Workloads where the above simplifications meaningfully affect results:

  • Random scatter/gather: bank conflict ignored → model optimistic.
  • Heavy mixed R/W intensive (e.g., GEMM bias accumulation): HBM scheduler absent. With default switch_penalty_ns = 0 we assume ideal amortization; setting it non-zero models pessimistic per-alternation cost.
  • High concurrency (>10 active flows on one link): HoL blocking and VC limits not modeled → model optimistic.
  • Very small (sub-flit) transactions: flit quantization noise.
  • Concurrent multi-flow on a single wire: wire is serial FIFO at the flit level, so per-flow fairness within a single edge is not modeled. Pre-edge merging (multiple sources arriving at a router and being forwarded to the same downstream wire) is correctly modeled via the flit-aware router's serial worker.

D5. Verification policy

For workloads in D4, cross-check against real HW or a cycle-accurate simulator before drawing absolute-magnitude conclusions. The model remains accurate for relative comparisons within the modeled regime.

D6. Future work

Note: multi-stream merging at routers IS modeled correctly — each in_port has its own fan_in process, all push to a shared inbox, and the router worker forwards in inbox FIFO order. Flits from different upstream streams naturally interleave at flit granularity. The items below are different concerns.
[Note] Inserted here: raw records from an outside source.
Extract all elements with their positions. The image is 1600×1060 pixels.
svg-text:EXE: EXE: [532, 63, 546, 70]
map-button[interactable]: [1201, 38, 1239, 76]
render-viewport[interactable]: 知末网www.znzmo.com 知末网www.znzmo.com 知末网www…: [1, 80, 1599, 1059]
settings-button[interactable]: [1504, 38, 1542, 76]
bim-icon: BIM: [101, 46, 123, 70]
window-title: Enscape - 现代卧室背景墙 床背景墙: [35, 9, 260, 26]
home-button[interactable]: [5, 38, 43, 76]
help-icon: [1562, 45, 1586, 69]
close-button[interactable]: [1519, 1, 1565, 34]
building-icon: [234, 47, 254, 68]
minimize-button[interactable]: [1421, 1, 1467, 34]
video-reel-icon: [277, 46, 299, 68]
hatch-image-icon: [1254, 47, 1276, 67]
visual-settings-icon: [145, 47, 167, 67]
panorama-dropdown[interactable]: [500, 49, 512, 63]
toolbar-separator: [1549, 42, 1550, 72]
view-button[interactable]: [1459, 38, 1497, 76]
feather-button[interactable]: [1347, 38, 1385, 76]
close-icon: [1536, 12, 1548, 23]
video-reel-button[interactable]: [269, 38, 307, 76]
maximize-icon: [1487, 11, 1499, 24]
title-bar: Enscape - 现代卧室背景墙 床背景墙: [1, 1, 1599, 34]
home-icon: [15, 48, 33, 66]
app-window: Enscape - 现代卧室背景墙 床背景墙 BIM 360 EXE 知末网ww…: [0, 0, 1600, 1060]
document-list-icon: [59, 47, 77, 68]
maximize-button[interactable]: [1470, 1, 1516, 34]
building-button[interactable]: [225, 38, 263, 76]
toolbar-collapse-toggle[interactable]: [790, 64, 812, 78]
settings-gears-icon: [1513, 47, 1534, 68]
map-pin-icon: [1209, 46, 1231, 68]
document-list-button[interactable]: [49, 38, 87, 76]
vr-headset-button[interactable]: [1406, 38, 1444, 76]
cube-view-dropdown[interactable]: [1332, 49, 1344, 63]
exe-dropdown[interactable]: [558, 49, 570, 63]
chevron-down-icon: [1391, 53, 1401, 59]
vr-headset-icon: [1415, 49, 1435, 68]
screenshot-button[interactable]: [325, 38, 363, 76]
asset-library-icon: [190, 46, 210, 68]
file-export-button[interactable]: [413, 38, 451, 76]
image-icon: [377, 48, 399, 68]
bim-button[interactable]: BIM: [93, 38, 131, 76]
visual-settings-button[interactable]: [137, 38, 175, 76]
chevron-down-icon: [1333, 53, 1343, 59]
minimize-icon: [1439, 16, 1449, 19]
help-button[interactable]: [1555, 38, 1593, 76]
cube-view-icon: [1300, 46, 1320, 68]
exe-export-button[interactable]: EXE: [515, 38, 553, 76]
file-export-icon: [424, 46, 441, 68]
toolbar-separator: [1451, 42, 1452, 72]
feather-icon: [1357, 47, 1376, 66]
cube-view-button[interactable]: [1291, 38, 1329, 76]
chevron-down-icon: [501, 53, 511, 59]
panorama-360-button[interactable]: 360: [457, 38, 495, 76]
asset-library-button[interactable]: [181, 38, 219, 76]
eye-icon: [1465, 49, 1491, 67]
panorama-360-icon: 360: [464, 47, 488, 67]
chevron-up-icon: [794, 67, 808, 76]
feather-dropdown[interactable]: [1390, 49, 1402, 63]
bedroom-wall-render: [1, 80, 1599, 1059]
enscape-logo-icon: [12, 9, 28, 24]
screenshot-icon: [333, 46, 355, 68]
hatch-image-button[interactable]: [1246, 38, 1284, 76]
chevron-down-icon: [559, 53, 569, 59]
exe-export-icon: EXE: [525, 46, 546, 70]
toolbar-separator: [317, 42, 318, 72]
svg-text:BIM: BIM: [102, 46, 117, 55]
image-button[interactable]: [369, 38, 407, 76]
  • Cycle-accurate router arbitration policies (RR with priorities, age, iSLIP). Currently the inbox FIFO order is used as a proxy for fair RR — works when flit arrival times differ slightly between streams, but doesn't reflect intentional priority/QoS.
  • Sub-flit (32B) granularity for finer wire arbitration cycles. Our flit_bytes equals burst (256B); real HW arbitrates per 32B flit. Effect is small for most workloads (sub-flit timing noise).
  • Address-based PC selection at HBM CTRL (replace the address-blind global round-robin). When two transactions of size num_pcs × burst_bytes (e.g., 2KB at 8 PCs × 256B) arrive concurrently, both claim PCs 0..7 via global RR, producing full per-PC contention. Real HW uses address bits to select PCs, so different-address transactions hit different PC patterns. Address modeling would let the simulator reflect cache-line/page-aware layouts.
  • Bank-level conflict modeling within a PC (opt-in via track_banks: true). Currently we assume no same-bank reuse.
  • HBM scheduler with write buffer + watermark drain (Tier 2 from the design discussion). Default switch_penalty_ns=0 is the ideal-amortization stand-in.
  • Backpressure modeling for finite component buffers.
  • Op_log integration with chunk-streaming: currently op_log fires on PE-internal command messages (DmaReadCmd, DmaWriteCmd, GemmCmd, MathCmd) which are not chunkified. Integration would require flit-aware components to also emit op_log start/end hooks per transaction (start on first flit, end on is_last).

Consequences

  • Single review point for all model fidelity questions. Each future PR touching latency must update the relevant section here.
  • Workload-specific magnitude error envelopes are explicit.
  • Builder-side derivation of pc_bw_gbs = hbm_to_router_bw_gbs / num_pcs enforces the ADR-0019 D9 invariant in code rather than relying on yaml manual consistency.
  • Wire transfer time is charged once per bottleneck-link transit (Phase 2c per-flit timing) rather than via terminal drain_ns injection. Single transactions land at drain + commit_time + small_overheads; multi-hop preserves wormhole pipelining; multi-stream merge correctly serializes at the shared wire's FIFO.

Cross-references

  • ADR-0015 — component / port / wire model.
  • ADR-0019 — NoC and local HBM topology.
  • ADR-0004 — memory semantics, local HBM.